C’era una volta un bambino che dentro il pancione della mamma pensava a come bello sarebbe stato il suo futuro; scalciava felice pensando a tutti i giochi che avrebbe condiviso con i suoi amici nel parco; immaginava la mamma che gli sorrideva invitandolo a fare attenzione. Non vedeva l’ora, era diventato impaziente, voleva nascere il prima possibile, per sentire il profumo della sua mamma che lo avrebbe stretto tra le sue amorevoli braccia.
Ma quando venne alla luce, qualcuno decise che la mamma non era in grado di crescerlo, quindi per non farla soffrire troppo pensarono bene di non farle vedere il suo piccolo-grande uomo.
I medici decisero di chiamarlo Luca, perché quel giorno sul calendario c’era scritto quel nome.
Luca divenne per tutti Luchino e cominció il giro delle strutture che un tempo erano chiamate orfanotrofi e che oggi vengono definite strutture di accoglienza.
Ovviamente ne cambió molte, all’inizio visse insieme ad altri neonati che al parí suo strillavano dalla mattina alla sera, non tanto per la fame, bensí perché appena uno di loro si addormentava un altro si svegliava e iniziava a piangere, dando la sveglia al resto della ciurma.
Poi lo trasferirono nella comunità dei piccoli, anche se ormai era piú grande, e lí riamase fino ai 6 anni.
In questa nuova casa Luchino aveva conosciuto tante signorine, alcune erano molto gentili e premurose, altre erano isteriche e cattive, tanto che quando nessuno le vedeva strappavno i capelli dalla testa dei bambini, tanto nessuno poteva vederne i segni.
Quando compí il suo sesto compleanno fu trasferito in un’altra residenza, dove vivevano i bambini dai 6 ai 12 anni, qui conobbe Walter che era stato sottratto ai genitori perché non avevano i soldi per crescerlo; incontró Vanessa che era stata allontanata dalla mamma vedova e malata; fece amicizia con Carmine che parlava con i genitori volati in cielo; si fidanzò con Mirta che aveva i genitori drogati.
Tutti questi bambini si chiedevano perché non potessero vivere insieme ai loro cari, perché fossero stati allontanati da familiari, parenti e amici? Non sarebbe stato piú semplice, e piú giusto nei loro confronti, se chi li aveva separati dai loro affetti avesser provato a risolvere i problemi dei loro cari?
Ma nessuno rispondeva alle loro domande.
Luchino aveva compiuto il suo nono compleanno, sognava sempre di avere un papà e una mamma che lo facessero sentire un bambino come tanti altri.

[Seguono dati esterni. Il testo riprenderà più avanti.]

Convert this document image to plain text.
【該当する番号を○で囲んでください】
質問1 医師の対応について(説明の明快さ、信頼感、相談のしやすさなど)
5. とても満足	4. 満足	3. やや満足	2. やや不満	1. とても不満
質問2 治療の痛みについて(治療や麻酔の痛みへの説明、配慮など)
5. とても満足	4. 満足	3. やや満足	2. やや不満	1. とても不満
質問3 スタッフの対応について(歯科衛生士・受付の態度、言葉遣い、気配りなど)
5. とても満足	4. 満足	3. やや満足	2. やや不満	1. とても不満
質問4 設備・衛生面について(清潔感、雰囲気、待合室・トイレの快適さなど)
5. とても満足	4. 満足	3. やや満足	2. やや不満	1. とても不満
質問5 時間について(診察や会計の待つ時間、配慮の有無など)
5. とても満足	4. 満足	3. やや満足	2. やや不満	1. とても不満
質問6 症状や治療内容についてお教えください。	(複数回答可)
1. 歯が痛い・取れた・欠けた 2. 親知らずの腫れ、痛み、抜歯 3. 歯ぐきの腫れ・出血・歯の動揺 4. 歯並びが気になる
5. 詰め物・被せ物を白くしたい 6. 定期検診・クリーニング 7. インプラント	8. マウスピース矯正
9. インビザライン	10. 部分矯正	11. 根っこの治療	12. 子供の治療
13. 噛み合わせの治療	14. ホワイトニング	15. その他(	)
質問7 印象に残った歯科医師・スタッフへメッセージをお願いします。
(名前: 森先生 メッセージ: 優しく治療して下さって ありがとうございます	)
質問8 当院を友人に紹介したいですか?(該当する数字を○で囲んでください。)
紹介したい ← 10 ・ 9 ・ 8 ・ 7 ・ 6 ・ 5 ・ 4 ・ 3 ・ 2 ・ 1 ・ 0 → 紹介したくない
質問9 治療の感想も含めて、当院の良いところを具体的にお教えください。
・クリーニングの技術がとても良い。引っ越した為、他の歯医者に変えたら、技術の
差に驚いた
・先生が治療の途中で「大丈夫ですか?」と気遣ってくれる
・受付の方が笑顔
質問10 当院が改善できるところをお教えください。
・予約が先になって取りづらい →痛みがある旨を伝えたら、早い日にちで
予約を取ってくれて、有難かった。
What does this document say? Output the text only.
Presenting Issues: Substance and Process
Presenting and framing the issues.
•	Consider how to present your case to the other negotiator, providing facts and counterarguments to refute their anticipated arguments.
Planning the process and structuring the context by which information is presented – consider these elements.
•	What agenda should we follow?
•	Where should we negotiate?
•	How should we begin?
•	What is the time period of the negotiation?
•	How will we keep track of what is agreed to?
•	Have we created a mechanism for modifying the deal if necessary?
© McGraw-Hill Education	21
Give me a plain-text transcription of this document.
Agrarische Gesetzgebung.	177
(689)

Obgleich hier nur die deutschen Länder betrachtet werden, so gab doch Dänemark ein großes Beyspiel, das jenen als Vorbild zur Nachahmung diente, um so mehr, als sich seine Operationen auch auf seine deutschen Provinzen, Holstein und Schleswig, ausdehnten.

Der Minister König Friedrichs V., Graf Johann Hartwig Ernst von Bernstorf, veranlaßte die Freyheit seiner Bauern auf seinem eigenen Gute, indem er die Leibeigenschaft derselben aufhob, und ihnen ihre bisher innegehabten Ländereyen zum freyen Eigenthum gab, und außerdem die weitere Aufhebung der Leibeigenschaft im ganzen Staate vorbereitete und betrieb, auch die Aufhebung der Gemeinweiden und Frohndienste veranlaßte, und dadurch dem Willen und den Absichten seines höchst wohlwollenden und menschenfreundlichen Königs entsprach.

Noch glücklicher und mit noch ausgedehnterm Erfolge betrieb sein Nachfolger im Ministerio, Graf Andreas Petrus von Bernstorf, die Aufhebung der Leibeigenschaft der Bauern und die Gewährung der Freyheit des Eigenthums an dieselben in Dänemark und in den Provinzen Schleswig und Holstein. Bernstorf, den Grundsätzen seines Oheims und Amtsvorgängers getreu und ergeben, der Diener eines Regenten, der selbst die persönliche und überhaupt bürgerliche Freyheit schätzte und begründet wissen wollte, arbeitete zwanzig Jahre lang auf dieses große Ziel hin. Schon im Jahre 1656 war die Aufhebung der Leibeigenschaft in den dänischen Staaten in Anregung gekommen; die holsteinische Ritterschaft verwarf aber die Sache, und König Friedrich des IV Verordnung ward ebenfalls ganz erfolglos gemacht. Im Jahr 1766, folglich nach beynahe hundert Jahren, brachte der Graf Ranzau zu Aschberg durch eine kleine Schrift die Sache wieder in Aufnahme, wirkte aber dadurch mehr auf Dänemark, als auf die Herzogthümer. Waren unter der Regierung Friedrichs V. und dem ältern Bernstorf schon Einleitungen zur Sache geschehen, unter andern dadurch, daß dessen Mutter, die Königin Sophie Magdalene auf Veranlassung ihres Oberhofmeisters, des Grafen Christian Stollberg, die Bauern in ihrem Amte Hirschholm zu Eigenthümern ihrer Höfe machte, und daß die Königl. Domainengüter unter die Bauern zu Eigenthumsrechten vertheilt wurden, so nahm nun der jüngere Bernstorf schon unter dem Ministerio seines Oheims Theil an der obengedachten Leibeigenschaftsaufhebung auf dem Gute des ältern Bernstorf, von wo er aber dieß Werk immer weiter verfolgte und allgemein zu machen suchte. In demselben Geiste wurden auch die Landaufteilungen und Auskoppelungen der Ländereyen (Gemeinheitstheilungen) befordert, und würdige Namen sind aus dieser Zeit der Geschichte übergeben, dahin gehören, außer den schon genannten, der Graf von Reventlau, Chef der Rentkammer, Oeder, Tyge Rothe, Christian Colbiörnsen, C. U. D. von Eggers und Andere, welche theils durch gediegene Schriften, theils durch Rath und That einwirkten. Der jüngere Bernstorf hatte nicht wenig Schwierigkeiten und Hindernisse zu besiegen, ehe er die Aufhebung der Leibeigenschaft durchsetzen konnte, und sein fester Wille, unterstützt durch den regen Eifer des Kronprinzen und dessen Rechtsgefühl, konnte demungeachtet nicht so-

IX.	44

Un giorno mentre saliva sullo scuolabus vide un giornale e fu colpito dal titolo scritto grosso grosso I BAMBINI DI NESSUNO. Incuriosito cominció a leggere.
“In Italia ci sono 29.309 minori ospiti delle comunità educative o accolti dalle famiglie affidatarie, tra questi 2.287 potrebbero essere adottati e 235 provengono da un precedente fallimento adottivo.
Davanti a questi dati sorgono spontanee alcune domande:
Perché si preferisce tenere chiusi nei “piccoli orfanotrofi” questi bambini, piuttosto che affidarli alle cure amorevoli di persone care?
Perché le stesse cifre spese per tenere “reclusi” questi minori non vengono date alle famiglie che li accolgono?
Inutile negarlo per quanto accogliente possa essere una comunità, non potrà mai offrire il calore di una famiglia.
Perché non si incentiva l’adozione?
Chi guadagna sulla pelle di questi innocenti?
Chi specula sul sorriso di queste anime candide?”
Luchino pensó “non so chi ci guadagni, ma so per certo chi ci rimette, NOI, che cresciamo senza una famiglia, noi che viviamo nell’abbadono grazie a qualcuno che crede di proteggerci, noi che diventiamo adulti senza mai essere stati bambini”.
Dopo aver risposto il giornale sul sedile dello scuolabus, Luchino capí che era un bambino di nessuno, capí perché nessuno si preoccupasse della sua felicità.
Due lacrimoni solcarono il suo viso e approfittando della distrazione dell’accompagnatrice scappó via, in un baleno venne inghiottito dalla giungla dei grandi e da quel momento nessuno seppe piú nulla di lui.